Albania. What would it be like? Rarely do we visit a country where we have so few preconceptions. Closed from the world for 50 years, and then disillusioned from its disastrous introductions to free-market economies in the 1990s, we knew that Albania would be a land of paradox and contrast. But what exactly is Albania?

We entered the principal port of Durres in the early morning. Escorted by a few Italian ferries, we docked amidst a huge confusion of industrial cranes, ships of all types and sizes, and plenty of rusting hulls.We began with an introduction by our exuberant guide Ols, moonlighting from his job as director of Cultural Heritage, Museums and Monuments. His worldly perspective and openness set the tone for the day, as we drove to both the new capital of Tirane and the historic capital of Kruje.

Myriad “mushroom” bunkers littered the rolling hills, remnants of the paranoid Communist era of dictator Enver Hoxha. Hundreds of uncompleted buildings signaled both optimism and harsh realities, as one never knew if a building was ever destined for completion. Colorful facades and wide Parisian boulevards are the refreshing vision of Tirane mayor Edi Rama, whose basketball and artistic prowess have made him as famous as his revolutionary urban renewal strategies.

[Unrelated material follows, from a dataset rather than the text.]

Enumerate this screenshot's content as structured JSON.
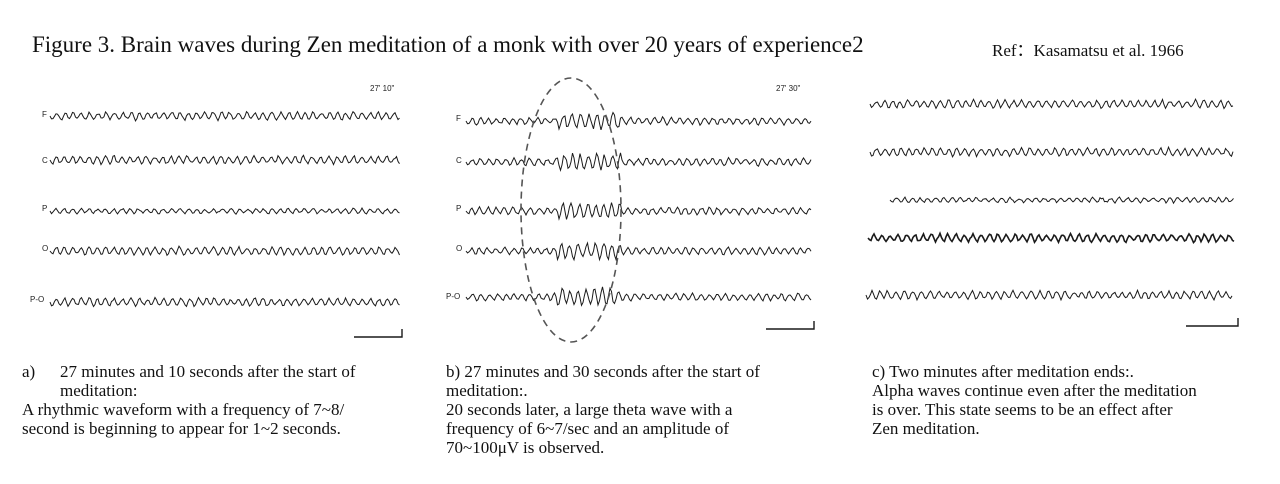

We visited the National Museum, walked through the heart of Tirane, dined at a festive traditional restaurant, drove up the stunning mountainside to the old capital of Kruje, visited the surprising Ethnographic Museum and the museum of the national hero Skanderbeg, and we shopped at a bizarre bazaar in the medieval hillside streets. At the end of the day we were dizzy with images, ideas and information, still spinning to grasp this place called Albania.